たとえば不動産業・建設業・保険業・警備会社・飲食業など、一見、介護分野とは何のかかわりもないように感じる業種が次々と新規参入しており、他の施設との差別化に成功しています。
今後、本業がうまくいかなかった場合には、介護業界へ流れ込む異業種も増える可能性もあるため、競争激化することも予想されます。
そこで、介護施設の運営会社にはどのような業種が多いのか、異業種の新規参入が増える理由と具体例を紹介していきます。

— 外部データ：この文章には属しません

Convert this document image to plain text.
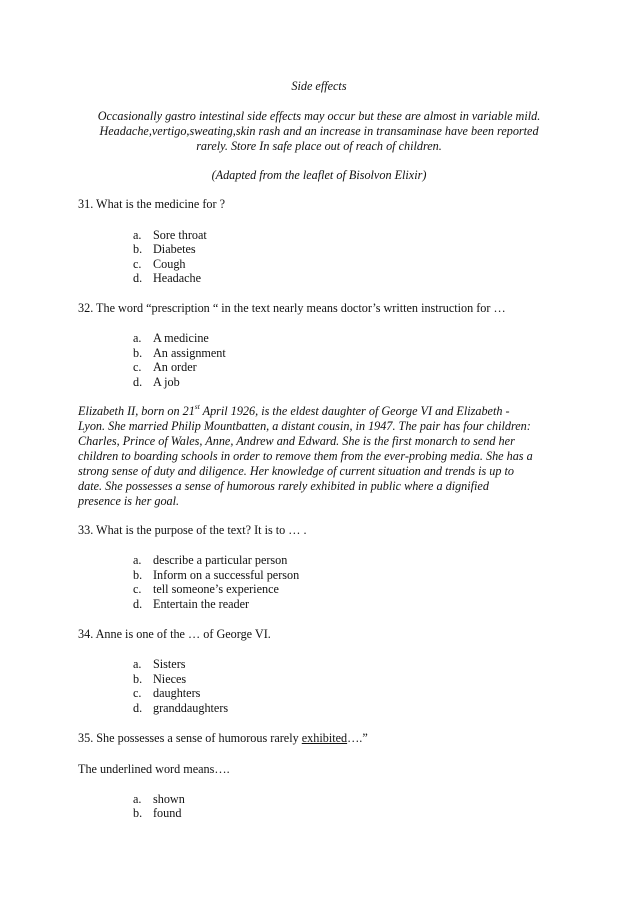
Side effects
Occasionally gastro intestinal side effects may occur but these are almost in variable mild.
Headache,vertigo,sweating,skin rash and an increase in transaminase have been reported
rarely. Store In safe place out of reach of children.
(Adapted from the leaflet of Bisolvon Elixir)
31. What is the medicine for ?
a. Sore throat
b. Diabetes
c. Cough
d. Headache
32. The word “prescription “ in the text nearly means doctor’s written instruction for …
a. A medicine
b. An assignment
c. An order
d. A job
Elizabeth II, born on 21st April 1926, is the eldest daughter of George VI and Elizabeth -
Lyon. She married Philip Mountbatten, a distant cousin, in 1947. The pair has four children:
Charles, Prince of Wales, Anne, Andrew and Edward. She is the first monarch to send her
children to boarding schools in order to remove them from the ever-probing media. She has a
strong sense of duty and diligence. Her knowledge of current situation and trends is up to
date. She possesses a sense of humorous rarely exhibited in public where a dignified
presence is her goal.
33. What is the purpose of the text? It is to … .
a. describe a particular person
b. Inform on a successful person
c. tell someone’s experience
d. Entertain the reader
34. Anne is one of the … of George VI.
a. Sisters
b. Nieces
c. daughters
d. granddaughters
35. She possesses a sense of humorous rarely exhibited….”
The underlined word means….
a. shown
b. found
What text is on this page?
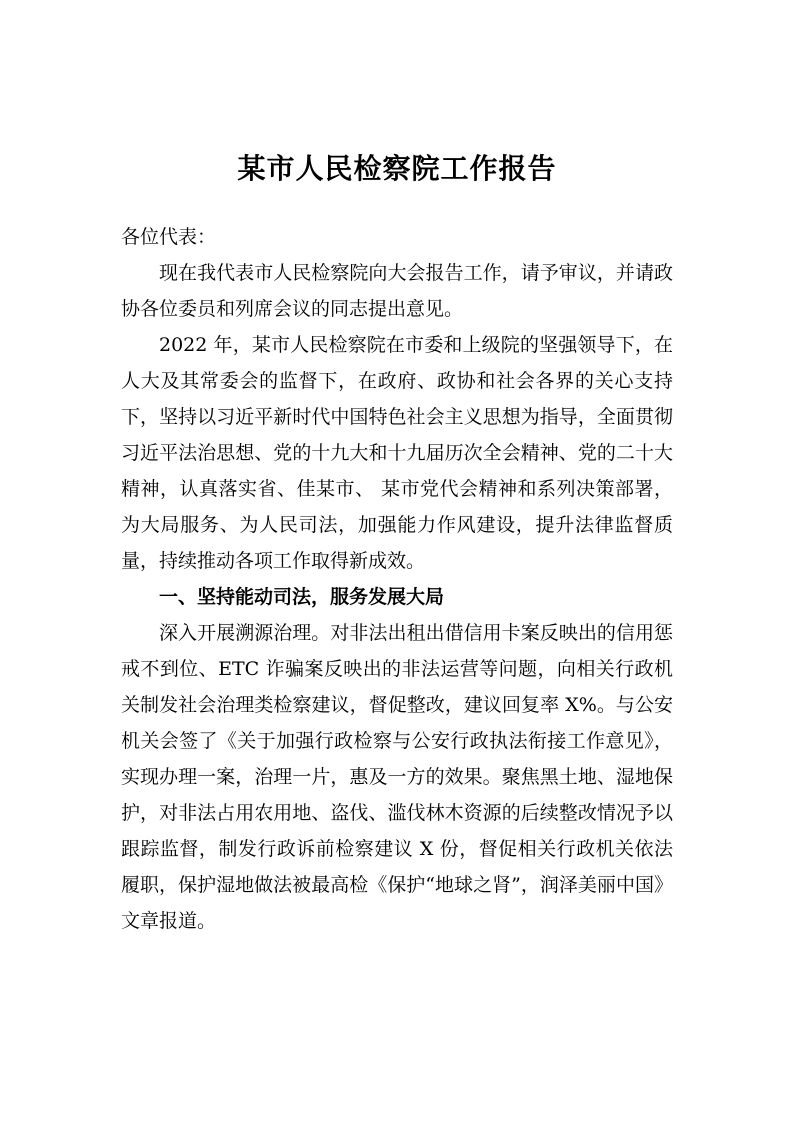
某市人民检察院工作报告

各位代表：

现在我代表市人民检察院向大会报告工作，请予审议，并请政协各位委员和列席会议的同志提出意见。

2022 年，某市人民检察院在市委和上级院的坚强领导下，在人大及其常委会的监督下，在政府、政协和社会各界的关心支持下，坚持以习近平新时代中国特色社会主义思想为指导，全面贯彻习近平法治思想、党的十九大和十九届历次全会精神、党的二十大精神，认真落实省、佳某市、 某市党代会精神和系列决策部署，为大局服务、为人民司法，加强能力作风建设，提升法律监督质量，持续推动各项工作取得新成效。

一、坚持能动司法，服务发展大局

深入开展溯源治理。对非法出租出借信用卡案反映出的信用惩戒不到位、ETC 诈骗案反映出的非法运营等问题，向相关行政机关制发社会治理类检察建议，督促整改，建议回复率 X%。与公安机关会签了《关于加强行政检察与公安行政执法衔接工作意见》，实现办理一案，治理一片，惠及一方的效果。聚焦黑土地、湿地保护，对非法占用农用地、盗伐、滥伐林木资源的后续整改情况予以跟踪监督，制发行政诉前检察建议 X 份，督促相关行政机关依法履职，保护湿地做法被最高检《保护“地球之肾”，润泽美丽中国》文章报道。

介護業界への異業種参入が増えているのは、介護ニーズが大幅に高まっているからです。
日本の総人口に占める65歳以上の比率は世界一ともいわれており、高齢者数は今後も増え続けます。
そのため介護事業は成長すると見込まれていますが、一方で介護事業者の廃業や破綻も増えており、生き残りをかけた戦略が重要とされています。
近年、異業種大手の参入が続いていますが、2023年11月末には介護最大手のニチイ学館を傘下とするニチイホールディングス(HD)について、日本生命保険が投資ファンドの米ベインキャピタル系のファンドから買収するニュースが発表されました。
過去にはSOMPOホールディングスが居酒屋大手のワタミから、その子会社である「ワタミの介護」を買収して本格的に介護業界へ参入しています。
また、投資ファンドMBKパートナーズがツクイを買収し、さらにユニマットグループの介護事業者も傘下へ収めるなど動きは活発化しているといえるでしょう。
さらに教育事業の学研ホールディングスが集合住宅に見守り機能を付けたサービス付き高齢者住宅を展開するなど、近年、異業種大手の参入が続いています。
異業種の強みを活かして介護業界へと新規参入するケースが増えたのは、2000年に介護保険制度がスタートしたことがきっかけといえます。
医療事務・教育事業・警備会社・飲食事業・建設業・住宅設備機器メーカー・電機メーカーなど、色々な業界から新規参入するケースが見られます。
異業種の事業者は、後発参入を強みに変えて差別化を図り、強みを生かしたサービス提供を実現させています。
既存の介護事業者が新規参入の企業に対抗するためには、大手に負けない強みをアピールできる体制を整備することが必要です。